Check the statistics: Gen Y is being squeezed through a vise that the Baby Boomers and Gen X never experienced. 25-to-34 year-olds averaged $4,088 in credit card debt in 2001, 55 percent higher than it was for the late baby boomers in 1989. The costs of a college education has increased nearly 1.5 times in this decade alone, nevermind the costs of getting through college. And something like 25 percent of a Gen Y’s income right out of college goes to servicing their debt, both credit card debt and student loan debt.
Granted, Gen Y ran up some of their credit card debt funding their road trips and booze, but most ran it up because the things we need — education, health care, gasoline, housing — costs so much more than it did for the baby boomers.
To add to this, the average job tenure is decreasing. Whereas the typical baby boomer spent her entire career at one or two firms, the typical Gen Y’er will change jobs 4 times by the time she’s thirty, and may end up changing careers multiple times during her working life.

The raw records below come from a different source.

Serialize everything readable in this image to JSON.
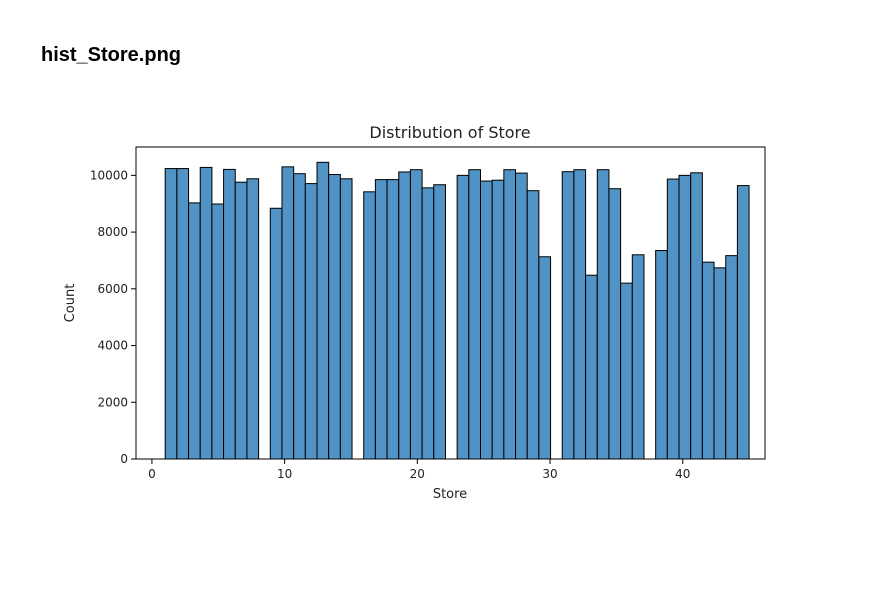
{
  "file_title": "hist_Store.png",
  "chart_data": {
    "type": "bar",
    "title": "Distribution of Store",
    "xlabel": "Store",
    "ylabel": "Count",
    "xlim": [
      -1.2,
      46.2
    ],
    "ylim": [
      0,
      11000
    ],
    "xticks": [
      0,
      10,
      20,
      30,
      40
    ],
    "yticks": [
      0,
      2000,
      4000,
      6000,
      8000,
      10000
    ],
    "bin_edges_start": 1,
    "bin_width": 0.88,
    "values": [
      10240,
      10240,
      9030,
      10280,
      8990,
      10210,
      9760,
      9880,
      0,
      8840,
      10300,
      10060,
      9710,
      10460,
      10030,
      9880,
      0,
      9420,
      9850,
      9850,
      10120,
      10200,
      9560,
      9670,
      0,
      10000,
      10200,
      9800,
      9830,
      10200,
      10080,
      9460,
      7130,
      0,
      10130,
      10200,
      6480,
      10200,
      9530,
      6200,
      7200,
      0,
      7350,
      9870,
      10000,
      10090,
      6940,
      6740,
      7170,
      9640
    ],
    "bar_color": "#5093c4",
    "edge_color": "#000000",
    "grid": false
  }
}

In addition to learning new skills to adapt to this uncertainty, the typical Gen Y has to manage how to carry her health care and retirement accounts from job to job during that time.
This task of managing one’s career and the attendant health care, retirement, and student loan debt issues is a challenge that no other generation has had to deal with before.
True, some of Gen Y are irresponsible and will throw all their unopened bills into a shoebox, never to look at them. But I disagree strongly that Gen Y has to choose between being dumb, arrogant, or uneducated. The game has changed so drastically and we’re figuring out the new rules as we go.